# Measure distance along a center line#

A common question is how to determine distances of points along the centerline of an object. For this we can skeletonize the object, determine distances along the center line and then find the closes center line pixel to given point coordinates.

See also:

import bia_bob

from skimage.io import imread
import napari_segment_blobs_and_things_with_membranes as nsbatwm
import napari_simpleitk_image_processing as nsitk
import numpy as np
import skan
import stackview
import pyclesperanto_prototype as cle
from scipy.spatial.distance import euclidean


## Starting point: a binary image#

We start using a binary image that looks like an arm.

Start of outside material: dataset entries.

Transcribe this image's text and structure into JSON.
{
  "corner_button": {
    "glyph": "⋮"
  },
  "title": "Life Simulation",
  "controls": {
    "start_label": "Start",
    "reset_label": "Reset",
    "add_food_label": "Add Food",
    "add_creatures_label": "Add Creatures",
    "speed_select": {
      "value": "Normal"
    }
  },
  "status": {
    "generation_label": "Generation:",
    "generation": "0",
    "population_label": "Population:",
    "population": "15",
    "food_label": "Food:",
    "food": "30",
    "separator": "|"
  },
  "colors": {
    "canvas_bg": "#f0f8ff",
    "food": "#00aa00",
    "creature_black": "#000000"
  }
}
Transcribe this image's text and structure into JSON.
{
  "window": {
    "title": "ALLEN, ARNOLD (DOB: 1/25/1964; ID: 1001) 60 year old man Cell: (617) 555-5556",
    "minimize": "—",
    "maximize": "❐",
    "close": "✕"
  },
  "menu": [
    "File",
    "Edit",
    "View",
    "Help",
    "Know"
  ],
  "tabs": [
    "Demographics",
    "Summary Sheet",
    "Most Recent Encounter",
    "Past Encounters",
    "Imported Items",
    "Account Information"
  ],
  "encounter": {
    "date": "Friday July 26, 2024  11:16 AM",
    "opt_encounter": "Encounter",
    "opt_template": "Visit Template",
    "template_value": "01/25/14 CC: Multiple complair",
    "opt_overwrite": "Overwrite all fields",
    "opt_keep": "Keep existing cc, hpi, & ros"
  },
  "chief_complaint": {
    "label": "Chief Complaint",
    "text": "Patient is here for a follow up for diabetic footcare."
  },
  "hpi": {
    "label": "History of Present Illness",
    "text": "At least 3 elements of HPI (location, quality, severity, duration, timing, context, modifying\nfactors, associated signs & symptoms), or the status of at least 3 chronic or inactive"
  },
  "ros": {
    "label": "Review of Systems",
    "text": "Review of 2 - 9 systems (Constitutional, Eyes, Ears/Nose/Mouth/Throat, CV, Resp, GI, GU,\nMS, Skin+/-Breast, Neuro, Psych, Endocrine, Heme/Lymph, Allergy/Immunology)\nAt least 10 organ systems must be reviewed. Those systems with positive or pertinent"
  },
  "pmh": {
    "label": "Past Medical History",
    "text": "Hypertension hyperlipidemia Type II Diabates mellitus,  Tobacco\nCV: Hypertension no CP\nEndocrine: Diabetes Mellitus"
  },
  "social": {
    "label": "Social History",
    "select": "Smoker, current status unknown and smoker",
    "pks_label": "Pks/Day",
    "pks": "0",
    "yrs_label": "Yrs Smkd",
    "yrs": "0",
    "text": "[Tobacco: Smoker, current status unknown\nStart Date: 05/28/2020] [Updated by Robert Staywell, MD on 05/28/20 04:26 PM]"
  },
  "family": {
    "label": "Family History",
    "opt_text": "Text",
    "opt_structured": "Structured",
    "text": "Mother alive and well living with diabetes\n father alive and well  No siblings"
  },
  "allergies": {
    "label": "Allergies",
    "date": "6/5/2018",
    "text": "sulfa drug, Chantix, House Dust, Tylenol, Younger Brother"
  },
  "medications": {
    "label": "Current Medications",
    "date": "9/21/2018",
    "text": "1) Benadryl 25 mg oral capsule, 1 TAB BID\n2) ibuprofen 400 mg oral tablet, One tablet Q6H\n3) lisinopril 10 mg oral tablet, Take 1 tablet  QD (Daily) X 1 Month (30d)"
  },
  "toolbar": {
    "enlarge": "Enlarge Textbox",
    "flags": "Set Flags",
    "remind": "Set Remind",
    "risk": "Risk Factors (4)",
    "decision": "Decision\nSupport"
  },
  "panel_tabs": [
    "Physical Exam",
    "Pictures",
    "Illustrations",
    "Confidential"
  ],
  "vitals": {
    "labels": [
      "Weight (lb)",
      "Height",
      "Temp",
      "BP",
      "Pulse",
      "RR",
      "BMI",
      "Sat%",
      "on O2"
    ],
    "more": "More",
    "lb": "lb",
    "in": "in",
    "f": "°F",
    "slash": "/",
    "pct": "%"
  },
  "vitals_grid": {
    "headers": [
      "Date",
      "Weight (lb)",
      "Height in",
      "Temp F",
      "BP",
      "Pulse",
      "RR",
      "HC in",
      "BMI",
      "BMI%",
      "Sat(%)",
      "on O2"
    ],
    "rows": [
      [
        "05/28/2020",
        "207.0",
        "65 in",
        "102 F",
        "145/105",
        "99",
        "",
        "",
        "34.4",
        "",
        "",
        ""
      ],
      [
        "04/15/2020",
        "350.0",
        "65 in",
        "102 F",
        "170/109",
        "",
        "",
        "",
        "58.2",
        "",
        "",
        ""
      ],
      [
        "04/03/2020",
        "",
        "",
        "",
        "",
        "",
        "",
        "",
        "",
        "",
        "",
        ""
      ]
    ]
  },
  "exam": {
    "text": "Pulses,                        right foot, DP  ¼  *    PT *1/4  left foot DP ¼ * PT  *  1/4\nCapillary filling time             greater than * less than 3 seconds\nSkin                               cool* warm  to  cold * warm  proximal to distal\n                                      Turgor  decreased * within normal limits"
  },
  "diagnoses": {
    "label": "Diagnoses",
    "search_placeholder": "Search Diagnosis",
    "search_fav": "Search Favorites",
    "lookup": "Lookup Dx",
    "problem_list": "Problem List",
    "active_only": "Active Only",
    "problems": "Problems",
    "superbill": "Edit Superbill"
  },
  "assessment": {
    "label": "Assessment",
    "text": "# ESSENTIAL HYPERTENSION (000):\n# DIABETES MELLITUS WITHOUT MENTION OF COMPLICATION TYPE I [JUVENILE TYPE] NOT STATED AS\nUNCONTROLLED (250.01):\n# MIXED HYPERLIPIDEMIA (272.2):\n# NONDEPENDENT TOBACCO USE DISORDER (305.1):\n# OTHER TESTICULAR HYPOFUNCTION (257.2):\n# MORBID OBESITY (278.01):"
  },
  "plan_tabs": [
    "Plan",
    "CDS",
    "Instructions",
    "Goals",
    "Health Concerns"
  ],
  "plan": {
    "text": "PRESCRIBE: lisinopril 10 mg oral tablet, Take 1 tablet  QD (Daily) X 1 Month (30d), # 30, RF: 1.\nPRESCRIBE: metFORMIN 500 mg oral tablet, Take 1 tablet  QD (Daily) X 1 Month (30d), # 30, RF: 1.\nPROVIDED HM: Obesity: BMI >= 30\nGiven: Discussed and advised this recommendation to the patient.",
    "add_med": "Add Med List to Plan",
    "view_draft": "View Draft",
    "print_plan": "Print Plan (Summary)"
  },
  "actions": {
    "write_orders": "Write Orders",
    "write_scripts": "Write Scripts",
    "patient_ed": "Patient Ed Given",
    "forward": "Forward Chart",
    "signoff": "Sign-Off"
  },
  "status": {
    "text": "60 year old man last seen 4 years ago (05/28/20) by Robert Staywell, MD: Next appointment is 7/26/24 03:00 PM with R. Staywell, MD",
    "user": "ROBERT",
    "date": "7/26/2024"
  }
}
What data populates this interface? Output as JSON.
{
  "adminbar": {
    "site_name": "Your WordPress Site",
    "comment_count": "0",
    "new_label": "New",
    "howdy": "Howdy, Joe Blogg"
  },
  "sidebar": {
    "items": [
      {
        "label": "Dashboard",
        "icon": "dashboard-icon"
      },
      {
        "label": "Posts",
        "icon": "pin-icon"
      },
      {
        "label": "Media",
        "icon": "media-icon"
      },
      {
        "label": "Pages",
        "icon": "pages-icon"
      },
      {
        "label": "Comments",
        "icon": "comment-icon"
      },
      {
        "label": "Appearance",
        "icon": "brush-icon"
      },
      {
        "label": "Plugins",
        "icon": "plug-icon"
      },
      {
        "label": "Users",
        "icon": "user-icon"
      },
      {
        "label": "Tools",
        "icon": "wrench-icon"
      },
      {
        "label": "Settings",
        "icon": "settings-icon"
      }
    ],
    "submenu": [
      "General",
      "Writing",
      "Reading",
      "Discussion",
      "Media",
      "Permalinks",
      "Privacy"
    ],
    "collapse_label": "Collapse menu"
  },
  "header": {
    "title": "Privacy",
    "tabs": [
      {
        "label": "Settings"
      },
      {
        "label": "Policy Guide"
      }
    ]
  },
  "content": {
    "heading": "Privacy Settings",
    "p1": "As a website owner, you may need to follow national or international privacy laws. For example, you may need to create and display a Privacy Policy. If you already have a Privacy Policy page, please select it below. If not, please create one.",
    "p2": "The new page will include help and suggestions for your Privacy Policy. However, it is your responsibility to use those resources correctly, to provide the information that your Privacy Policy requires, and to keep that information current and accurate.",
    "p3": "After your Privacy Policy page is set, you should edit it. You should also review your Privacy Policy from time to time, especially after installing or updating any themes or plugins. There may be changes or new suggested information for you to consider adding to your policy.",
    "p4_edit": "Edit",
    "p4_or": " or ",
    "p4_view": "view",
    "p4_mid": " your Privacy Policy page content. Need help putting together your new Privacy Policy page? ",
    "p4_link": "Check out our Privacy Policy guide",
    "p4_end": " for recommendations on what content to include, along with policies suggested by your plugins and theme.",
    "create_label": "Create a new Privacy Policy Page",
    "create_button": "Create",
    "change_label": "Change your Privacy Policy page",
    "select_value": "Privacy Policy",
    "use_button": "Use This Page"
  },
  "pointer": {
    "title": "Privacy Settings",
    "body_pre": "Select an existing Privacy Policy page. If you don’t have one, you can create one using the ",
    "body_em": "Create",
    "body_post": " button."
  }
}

binary_arm = imread("../../data/binary_arm.tif")
stackview.insight(binary_arm)

 shape (100, 100) dtype uint16 size 19.5 kB min 0 max 1

Furthermore, we continue with a list of coordinates in X/Y format:

coordinates_xy = np.asarray([
[80, 70],
[70, 70],
[60, 70],
[40, 40]]).T


We next produce a label image where the given coordinates are labeled. The first coordinate (index=0 in the list) will be labeled with 1, the second with 2, and so on. Background pixels are 0. We use this label image for visualization and further down, we will also use this image to do the measurement.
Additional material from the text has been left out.